15th. The third phase of the solution of digital operational incidents is ordered in the following activities that financial institutions must carry out:

a) Detection of digital operational incidents.

b) Classification of digital operational incidents and cyber threats.

c) Notification of digital operational incidents and cyberthreats to the competent authorities with a different scope: Mandatory notification of serious ICT-related incidents and voluntary notification of major cyberthreats

16th. DORA pays special attention to the management by financial entities of exogenous digital operational risk derived from third parties, establishing its fundamental principles (responsibility and proportionality) and its expression in the contracts that financial institutions enter into with third-party providers of ICT services that are projected in the pre-contractual, contractual and post-contractual phases or termination of the obligational relationship.

17th. ICT-related risk management system established by DORA ends with its public supervision and the eventual sanction of its infringements by financial entities.

18th. Supervision of the ICT-related risk management system established by DORA can be of two types: First, private supervision by the financial entities themselves or self-supervision.

19th. Public supervision by the competent authorities is organized at three levels: European Supervisory Authorities, through the Mixed Committee, Supervisory Forum and Designated Supervisor for each essential third-party provider of ICT services who will be assigned the tasks and powers of request, information and inspection, over supervised entities located inside and outside the EU.

20th.
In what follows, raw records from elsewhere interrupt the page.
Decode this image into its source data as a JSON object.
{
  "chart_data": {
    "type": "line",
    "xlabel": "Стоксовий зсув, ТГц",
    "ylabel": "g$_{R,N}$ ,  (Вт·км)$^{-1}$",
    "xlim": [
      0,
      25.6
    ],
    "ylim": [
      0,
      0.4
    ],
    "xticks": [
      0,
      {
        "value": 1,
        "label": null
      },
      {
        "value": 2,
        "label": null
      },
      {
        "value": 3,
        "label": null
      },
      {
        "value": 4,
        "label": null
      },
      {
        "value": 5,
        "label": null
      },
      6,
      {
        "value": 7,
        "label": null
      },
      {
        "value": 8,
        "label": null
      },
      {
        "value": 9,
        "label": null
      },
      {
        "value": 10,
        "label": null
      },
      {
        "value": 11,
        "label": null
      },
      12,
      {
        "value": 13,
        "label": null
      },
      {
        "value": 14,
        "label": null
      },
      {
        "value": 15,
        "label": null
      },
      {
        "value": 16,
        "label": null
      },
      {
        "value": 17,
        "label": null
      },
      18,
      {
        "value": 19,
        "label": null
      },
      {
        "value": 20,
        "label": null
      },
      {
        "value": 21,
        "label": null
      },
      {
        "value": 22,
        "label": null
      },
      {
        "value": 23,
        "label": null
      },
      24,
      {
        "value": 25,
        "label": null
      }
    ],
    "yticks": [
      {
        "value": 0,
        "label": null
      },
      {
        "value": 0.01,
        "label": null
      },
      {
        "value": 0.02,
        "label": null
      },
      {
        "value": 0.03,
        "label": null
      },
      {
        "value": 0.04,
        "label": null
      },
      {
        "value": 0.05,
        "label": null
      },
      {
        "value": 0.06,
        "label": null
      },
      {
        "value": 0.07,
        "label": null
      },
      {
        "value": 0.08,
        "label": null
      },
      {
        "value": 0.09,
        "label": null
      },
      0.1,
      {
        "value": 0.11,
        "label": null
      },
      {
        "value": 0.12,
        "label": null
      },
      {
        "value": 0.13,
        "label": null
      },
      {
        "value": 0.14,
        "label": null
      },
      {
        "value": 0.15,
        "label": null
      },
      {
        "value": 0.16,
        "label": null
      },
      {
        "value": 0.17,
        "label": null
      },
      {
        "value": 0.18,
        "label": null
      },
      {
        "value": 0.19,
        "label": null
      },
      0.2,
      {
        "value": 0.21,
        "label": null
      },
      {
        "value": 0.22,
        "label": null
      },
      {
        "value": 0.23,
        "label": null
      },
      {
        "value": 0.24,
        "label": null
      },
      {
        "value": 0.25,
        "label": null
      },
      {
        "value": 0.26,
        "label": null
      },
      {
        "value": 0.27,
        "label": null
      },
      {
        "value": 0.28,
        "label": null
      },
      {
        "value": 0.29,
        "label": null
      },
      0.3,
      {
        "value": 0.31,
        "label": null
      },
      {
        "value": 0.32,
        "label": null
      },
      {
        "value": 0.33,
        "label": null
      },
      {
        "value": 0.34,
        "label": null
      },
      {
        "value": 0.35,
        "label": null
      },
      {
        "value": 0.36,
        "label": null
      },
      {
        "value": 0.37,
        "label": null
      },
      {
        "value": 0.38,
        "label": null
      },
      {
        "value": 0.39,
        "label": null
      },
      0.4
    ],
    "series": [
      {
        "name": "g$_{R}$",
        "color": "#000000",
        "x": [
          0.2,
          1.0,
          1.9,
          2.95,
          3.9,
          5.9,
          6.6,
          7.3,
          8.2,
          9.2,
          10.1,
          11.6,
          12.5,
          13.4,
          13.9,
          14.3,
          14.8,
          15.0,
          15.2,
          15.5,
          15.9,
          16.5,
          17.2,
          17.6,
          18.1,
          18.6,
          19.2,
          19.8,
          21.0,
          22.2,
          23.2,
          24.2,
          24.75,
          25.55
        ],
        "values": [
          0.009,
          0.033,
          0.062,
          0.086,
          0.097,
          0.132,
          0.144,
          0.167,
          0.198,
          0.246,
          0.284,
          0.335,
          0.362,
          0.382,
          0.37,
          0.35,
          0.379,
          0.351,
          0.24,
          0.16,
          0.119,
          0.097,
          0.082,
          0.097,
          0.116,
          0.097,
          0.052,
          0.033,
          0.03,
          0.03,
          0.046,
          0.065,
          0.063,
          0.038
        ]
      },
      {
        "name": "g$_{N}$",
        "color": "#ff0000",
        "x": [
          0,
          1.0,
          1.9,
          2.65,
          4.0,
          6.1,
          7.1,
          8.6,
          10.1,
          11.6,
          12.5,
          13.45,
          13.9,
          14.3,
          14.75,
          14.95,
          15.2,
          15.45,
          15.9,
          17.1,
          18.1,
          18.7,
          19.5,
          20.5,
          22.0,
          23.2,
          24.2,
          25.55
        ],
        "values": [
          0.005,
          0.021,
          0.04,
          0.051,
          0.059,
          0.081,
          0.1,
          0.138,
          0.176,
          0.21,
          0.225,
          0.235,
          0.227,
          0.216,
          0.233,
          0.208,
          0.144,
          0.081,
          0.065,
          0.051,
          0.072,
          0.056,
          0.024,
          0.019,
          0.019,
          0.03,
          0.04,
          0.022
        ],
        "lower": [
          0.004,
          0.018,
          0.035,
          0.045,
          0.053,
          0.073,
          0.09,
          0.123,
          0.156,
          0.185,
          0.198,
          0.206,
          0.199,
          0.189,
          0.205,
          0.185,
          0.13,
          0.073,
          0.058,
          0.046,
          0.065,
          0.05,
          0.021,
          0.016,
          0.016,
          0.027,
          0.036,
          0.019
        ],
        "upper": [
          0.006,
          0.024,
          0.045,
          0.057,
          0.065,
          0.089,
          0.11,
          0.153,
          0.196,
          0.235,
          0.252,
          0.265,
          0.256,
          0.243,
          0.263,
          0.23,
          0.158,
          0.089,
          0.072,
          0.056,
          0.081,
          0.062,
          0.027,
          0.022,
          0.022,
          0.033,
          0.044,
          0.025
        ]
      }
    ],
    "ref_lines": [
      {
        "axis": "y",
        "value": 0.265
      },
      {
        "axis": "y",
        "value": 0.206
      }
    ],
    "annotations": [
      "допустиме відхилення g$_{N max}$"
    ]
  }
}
Sanctioning regime established by DORA rests on a legal relationship of administrative responsibility that is developed in the following three phases:

a) Supervision, because the competent authorities will have all the powers of supervision, investigation and sanction necessary to comply with their obligations.

b) Infringement, because the Member States of the EU must establish rules that provide for administrative sanctions and adequate corrective measures in case of infringement of the DORA and will guarantee its effective application.

c) Sanction, because the Member States of the EU must grant the competent authorities the power to apply administrative sanctions or corrective measures in case of infringement of the DORA to guarantee that financial institutions continue to comply with legal requirements.